All Exercises

Kettlebell One Arm Swing

Master the Kettlebell One Arm Swing to build powerful glutes, hamstrings, and shoulders.

Intermediate
Compound
Push
1 min per set2 min rest

Description

A full body exercise that engages your core, hips, and shoulders. The one arm swing uses a single kettlebell and is performed by swinging the weight from between the knees to anywhere from eye level to fully overhead.

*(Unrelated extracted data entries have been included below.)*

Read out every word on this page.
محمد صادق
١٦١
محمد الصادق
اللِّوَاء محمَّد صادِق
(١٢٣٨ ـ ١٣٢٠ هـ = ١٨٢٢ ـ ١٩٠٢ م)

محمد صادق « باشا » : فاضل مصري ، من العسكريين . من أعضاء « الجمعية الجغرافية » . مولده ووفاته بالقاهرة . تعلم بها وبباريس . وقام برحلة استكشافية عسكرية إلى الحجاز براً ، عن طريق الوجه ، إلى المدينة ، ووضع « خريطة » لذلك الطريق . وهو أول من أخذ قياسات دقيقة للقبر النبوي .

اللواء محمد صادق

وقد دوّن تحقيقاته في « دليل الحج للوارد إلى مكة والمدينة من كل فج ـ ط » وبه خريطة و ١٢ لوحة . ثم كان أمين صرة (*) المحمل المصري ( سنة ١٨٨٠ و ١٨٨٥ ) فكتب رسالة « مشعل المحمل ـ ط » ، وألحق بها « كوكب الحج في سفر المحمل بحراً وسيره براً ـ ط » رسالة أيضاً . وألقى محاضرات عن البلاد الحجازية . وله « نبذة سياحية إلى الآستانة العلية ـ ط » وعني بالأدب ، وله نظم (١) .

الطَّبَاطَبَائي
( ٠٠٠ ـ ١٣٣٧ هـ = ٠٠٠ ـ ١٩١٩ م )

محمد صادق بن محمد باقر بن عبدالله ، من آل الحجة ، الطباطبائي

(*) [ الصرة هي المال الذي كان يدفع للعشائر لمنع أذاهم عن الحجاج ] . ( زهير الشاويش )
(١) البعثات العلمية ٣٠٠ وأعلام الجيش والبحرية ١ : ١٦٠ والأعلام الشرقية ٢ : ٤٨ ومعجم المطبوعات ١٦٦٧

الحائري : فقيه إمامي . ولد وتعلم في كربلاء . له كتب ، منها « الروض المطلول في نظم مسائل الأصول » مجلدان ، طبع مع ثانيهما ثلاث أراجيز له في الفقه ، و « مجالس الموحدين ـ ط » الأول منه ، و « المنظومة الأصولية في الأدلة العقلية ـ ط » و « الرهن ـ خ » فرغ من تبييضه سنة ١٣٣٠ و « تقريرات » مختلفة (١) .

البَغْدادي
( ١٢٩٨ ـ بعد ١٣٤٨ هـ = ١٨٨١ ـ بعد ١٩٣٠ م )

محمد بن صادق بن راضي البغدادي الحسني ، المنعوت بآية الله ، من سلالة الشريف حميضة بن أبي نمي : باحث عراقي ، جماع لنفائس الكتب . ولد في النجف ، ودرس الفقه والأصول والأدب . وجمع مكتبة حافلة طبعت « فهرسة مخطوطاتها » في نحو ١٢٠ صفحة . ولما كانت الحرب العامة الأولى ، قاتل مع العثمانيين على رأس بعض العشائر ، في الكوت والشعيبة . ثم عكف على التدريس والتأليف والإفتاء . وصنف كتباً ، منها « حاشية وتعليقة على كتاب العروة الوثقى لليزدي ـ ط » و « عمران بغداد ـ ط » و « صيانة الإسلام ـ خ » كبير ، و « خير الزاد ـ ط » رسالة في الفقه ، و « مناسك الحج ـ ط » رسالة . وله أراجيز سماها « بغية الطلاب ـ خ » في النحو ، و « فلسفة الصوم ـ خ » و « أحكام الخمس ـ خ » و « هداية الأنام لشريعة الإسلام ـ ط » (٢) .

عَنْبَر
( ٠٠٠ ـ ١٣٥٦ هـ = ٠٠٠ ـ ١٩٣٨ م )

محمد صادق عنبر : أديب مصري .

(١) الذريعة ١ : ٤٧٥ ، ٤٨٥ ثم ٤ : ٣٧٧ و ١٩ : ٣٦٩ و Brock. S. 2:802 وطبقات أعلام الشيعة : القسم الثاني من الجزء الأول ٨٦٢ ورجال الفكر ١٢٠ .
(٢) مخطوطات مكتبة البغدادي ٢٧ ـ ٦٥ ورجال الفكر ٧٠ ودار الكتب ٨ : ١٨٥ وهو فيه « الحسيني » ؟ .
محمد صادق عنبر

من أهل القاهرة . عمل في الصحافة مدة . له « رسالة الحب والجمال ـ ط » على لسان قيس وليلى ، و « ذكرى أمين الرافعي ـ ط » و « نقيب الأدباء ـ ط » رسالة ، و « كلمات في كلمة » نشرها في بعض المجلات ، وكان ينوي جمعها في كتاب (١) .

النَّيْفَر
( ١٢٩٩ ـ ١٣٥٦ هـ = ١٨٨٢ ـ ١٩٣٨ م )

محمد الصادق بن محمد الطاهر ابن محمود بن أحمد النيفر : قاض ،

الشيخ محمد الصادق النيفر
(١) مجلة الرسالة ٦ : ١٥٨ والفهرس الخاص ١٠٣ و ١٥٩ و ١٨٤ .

How to Do Kettlebell One Arm Swing

  1. 1
    Setup

    Stand with your feet shoulder-width apart, placing the kettlebell about a foot in front of you. Hinge at your hips with a flat back and grasp the kettlebell handle with one hand.

  2. 2
    Setup

    Hike the kettlebell back between your legs, allowing your working arm's elbow to brush your inner thigh, loading your hips and hamstrings like a slingshot. Keep your chest up and shoulders pulled back throughout this motion.

  3. 3

    Explosively drive your hips forward and stand tall, squeezing your glutes as you allow the momentum to swing the kettlebell up to chest or eye level. Remember, you are not actively lifting with your arm; the power comes from your hips.

  4. 4

    Let the kettlebell naturally descend, hinging at your hips as it travels back between your legs, absorbing the impact by loading your hamstrings and glutes again. Maintain a flat back and engaged core throughout the descent.

  5. 5

    Immediately reverse the motion into the next powerful hip drive, maintaining a controlled, rhythmic swing without allowing the kettlebell to drop too low or pull you forward. Focus on a fluid, continuous movement.

Tips

  • Keep your non-working arm extended out to the side for balance, mirroring the movement of your swinging arm to help maintain stability.
  • Focus on the hip hinge, not a squat; your knees should bend slightly, but the primary movement comes from pushing your hips back as if closing a car door with your glutes.
  • Breathe out forcefully as you drive the kettlebell up and inhale as it descends, coordinating your breath with the powerful hip drive to maximize core stability and power.
  • Maintain a tight core throughout the entire movement to protect your spine and efficiently transfer power from your lower body to the kettlebell.

Common Mistakes

  • ×Rounding the back during the hinge phase can lead to injury; maintain a neutral spine by keeping your chest up and shoulders pulled back throughout the swing.
  • ×Lifting the kettlebell with your arm instead of driving with your hips reduces the effectiveness of the exercise; focus on generating power from your glutes and hamstrings, letting your arm act as a pendulum.
  • ×Letting the kettlebell pull you forward at the bottom of the swing compromises balance and form; engage your lats and core to control the descent and maintain proper body alignment.